We met for the first time almost 35 years ago: it was at the office next to London’s New Covent Garden Market of the publishing business that Günter had set up 15 years earlier with his English friend and colleague David Hope-Mason; soon enough Günter had the idea of Fruit Logistica (and I was soon off to Asia to develop Asiafruit Congress that later became a platform for Asia Fruit Logistica); and in time we set up Fruitnet Media International, the world’s largest fresh produce business publisher and event organiser. Günter became its chairman, and I and my colleague Ulrike Niggemann were appointed its managing directors.
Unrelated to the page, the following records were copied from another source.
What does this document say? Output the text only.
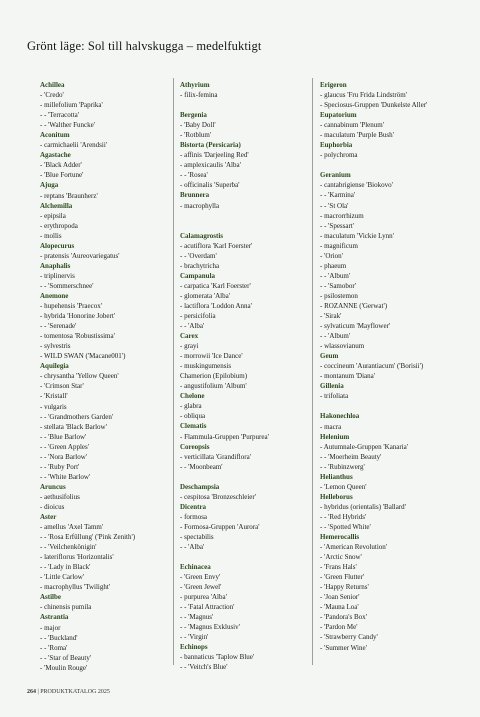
Grönt läge: Sol till halvskugga – medelfuktigt
Achillea
- 'Credo'
- millefolium 'Paprika'
- - 'Terracotta'
- - 'Walther Funcke'
Aconitum
- carmichaelii 'Arendsii'
Agastache
- 'Black Adder'
- 'Blue Fortune'
Ajuga
- reptans 'Braunherz'
Alchemilla
- epipsila
- erythropoda
- mollis
Alopecurus
- pratensis 'Aureovariegatus'
Anaphalis
- triplinervis
- - 'Sommerschnee'
Anemone
- hupehensis 'Praecox'
- hybrida 'Honorine Jobert'
- - 'Serenade'
- tomentosa 'Robustissima'
- sylvestris
- WILD SWAN ('Macane001')
Aquilegia
- chrysantha 'Yellow Queen'
- 'Crimson Star'
- 'Kristall'
- vulgaris
- - 'Grandmothers Garden'
- stellata 'Black Barlow'
- - 'Blue Barlow'
- - 'Green Apples'
- - 'Nora Barlow'
- - 'Ruby Port'
- - 'White Barlow'
Aruncus
- aethusifolius
- dioicus
Aster
- amellus 'Axel Tamm'
- - 'Rosa Erfüllung' ('Pink Zenith')
- - 'Veilchenkönigin'
- lateriflorus 'Horizontalis'
- - 'Lady in Black'
- 'Little Carlow'
- macrophyllus 'Twilight'
Astilbe
- chinensis pumila
Astrantia
- major
- - 'Buckland'
- - 'Roma'
- - 'Star of Beauty'
- 'Moulin Rouge'
Athyrium
- filix-femina
Bergenia
- 'Baby Doll'
- 'Rotblum'
Bistorta (Persicaria)
- affinis 'Darjeeling Red'
- amplexicaulis 'Alba'
- - 'Rosea'
- officinalis 'Superba'
Brunnera
- macrophylla
Calamagrostis
- acutiflora 'Karl Foerster'
- - 'Overdam'
- brachytricha
Campanula
- carpatica 'Karl Foerster'
- glomerata 'Alba'
- lactiflora 'Loddon Anna'
- persicifolia
- - 'Alba'
Carex
- grayi
- morrowii 'Ice Dance'
- muskingumensis
Chamerion (Epilobium)
- angustifolium 'Album'
Chelone
- glabra
- obliqua
Clematis
- Flammula-Gruppen 'Purpurea'
Coreopsis
- verticillata 'Grandiflora'
- - 'Moonbeam'
Deschampsia
- cespitosa 'Bronzeschleier'
Dicentra
- formosa
- Formosa-Gruppen 'Aurora'
- spectabilis
- - 'Alba'
Echinacea
- 'Green Envy'
- 'Green Jewel'
- purpurea 'Alba'
- - 'Fatal Attraction'
- - 'Magnus'
- - 'Magnus Exklusiv'
- - 'Virgin'
Echinops
- bannaticus 'Taplow Blue'
- - 'Veitch's Blue'
Erigeron
- glaucus 'Fru Frida Lindström'
- Speciosus-Gruppen 'Dunkelste Aller'
Eupatorium
- cannabinum 'Plenum'
- maculatum 'Purple Bush'
Euphorbia
- polychroma
Geranium
- cantabrigiense 'Biokovo'
- - 'Karmina'
- - 'St Ola'
- macrorrhizum
- - 'Spessart'
- maculatum 'Vickie Lynn'
- magnificum
- 'Orion'
- phaeum
- - 'Album'
- - 'Samobor'
- psilostemon
- ROZANNE ('Gerwat')
- 'Sirak'
- sylvaticum 'Mayflower'
- - 'Album'
- wlassovianum
Geum
- coccineum 'Aurantiacum' ('Borisii')
- montanum 'Diana'
Gillenia
- trifoliata
Hakonechloa
- macra
Helenium
- Autumnale-Gruppen 'Kanaria'
- - 'Moerheim Beauty'
- - 'Rubinzwerg'
Helianthus
- 'Lemon Queen'
Helleborus
- hybridus (orientalis) 'Ballard'
- - 'Red Hybrids'
- - 'Spotted White'
Hemerocallis
- 'American Revolution'
- 'Arctic Snow'
- 'Frans Hals'
- 'Green Flutter'
- 'Happy Returns'
- 'Joan Senior'
- 'Mauna Loa'
- 'Pandora's Box'
- 'Pardon Me'
- 'Strawberry Candy'
- 'Summer Wine'
264 | PRODUKTKATALOG 2025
Günter had an enormous influence on my adult life. It was his tales of exciting trips to the four corners of the earth that persuaded me to stick with the job of a fresh produce business journalist. At first, we’d meet at his office desk, then around the boardroom table, then for lunch or dinner at a restaurant. And, as he got older, we’d meet almost always at his beautiful home in Düsseldorf where, in the company of his wife Helga and often with their many friends in tow, we’d talk long into the night about anything and everything. It always struck me that Günter never lost his interest in the now and in the new.
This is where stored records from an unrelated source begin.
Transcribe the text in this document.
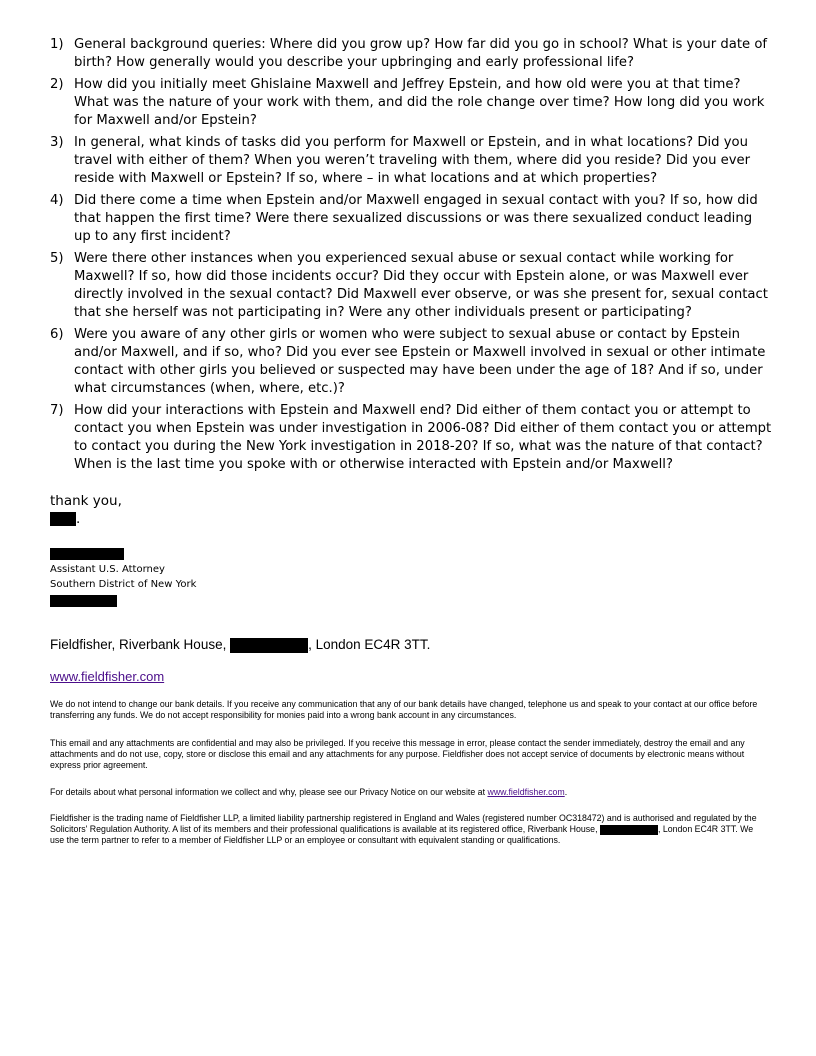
1) General background queries: Where did you grow up? How far did you go in school? What is your date of birth? How generally would you describe your upbringing and early professional life?
2) How did you initially meet Ghislaine Maxwell and Jeffrey Epstein, and how old were you at that time? What was the nature of your work with them, and did the role change over time? How long did you work for Maxwell and/or Epstein?
3) In general, what kinds of tasks did you perform for Maxwell or Epstein, and in what locations? Did you travel with either of them? When you weren’t traveling with them, where did you reside? Did you ever reside with Maxwell or Epstein? If so, where – in what locations and at which properties?
4) Did there come a time when Epstein and/or Maxwell engaged in sexual contact with you? If so, how did that happen the first time? Were there sexualized discussions or was there sexualized conduct leading up to any first incident?
5) Were there other instances when you experienced sexual abuse or sexual contact while working for Maxwell? If so, how did those incidents occur? Did they occur with Epstein alone, or was Maxwell ever directly involved in the sexual contact? Did Maxwell ever observe, or was she present for, sexual contact that she herself was not participating in? Were any other individuals present or participating?
6) Were you aware of any other girls or women who were subject to sexual abuse or contact by Epstein and/or Maxwell, and if so, who? Did you ever see Epstein or Maxwell involved in sexual or other intimate contact with other girls you believed or suspected may have been under the age of 18? And if so, under what circumstances (when, where, etc.)?
7) How did your interactions with Epstein and Maxwell end? Did either of them contact you or attempt to contact you when Epstein was under investigation in 2006-08? Did either of them contact you or attempt to contact you during the New York investigation in 2018-20? If so, what was the nature of that contact? When is the last time you spoke with or otherwise interacted with Epstein and/or Maxwell?
thank you,
.
Assistant U.S. Attorney
Southern District of New York
Fieldfisher, Riverbank House,	, London EC4R 3TT.
www.fieldfisher.com

We do not intend to change our bank details. If you receive any communication that any of our bank details have changed, telephone us and speak to your contact at our office before transferring any funds. We do not accept responsibility for monies paid into a wrong bank account in any circumstances.

This email and any attachments are confidential and may also be privileged. If you receive this message in error, please contact the sender immediately, destroy the email and any attachments and do not use, copy, store or disclose this email and any attachments for any purpose. Fieldfisher does not accept service of documents by electronic means without express prior agreement.

For details about what personal information we collect and why, please see our Privacy Notice on our website at www.fieldfisher.com.

Fieldfisher is the trading name of Fieldfisher LLP, a limited liability partnership registered in England and Wales (registered number OC318472) and is authorised and regulated by the Solicitors' Regulation Authority. A list of its members and their professional qualifications is available at its registered office, Riverbank House,	, London EC4R 3TT. We use the term partner to refer to a member of Fieldfisher LLP or an employee or consultant with equivalent standing or qualifications.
Less than a month after I joined the magazine, at the end of October 1988, my own father died quite suddenly, aged only 61. It was my great good fortune to have had someone like Günter in my life to fill much of the space left by my father. It makes his death even more keenly felt today. And so it is that I offer my very deepest condolences to his wife Helga, to his daughters Sabine and Anna, to his grandchildren Amy and Sebastian, indeed to all his dear friends and colleagues and to all those very many people whose lives were touched by Günter Schweinsberg. I know my own life has been enriched by his presence and it is now diminished by his absence.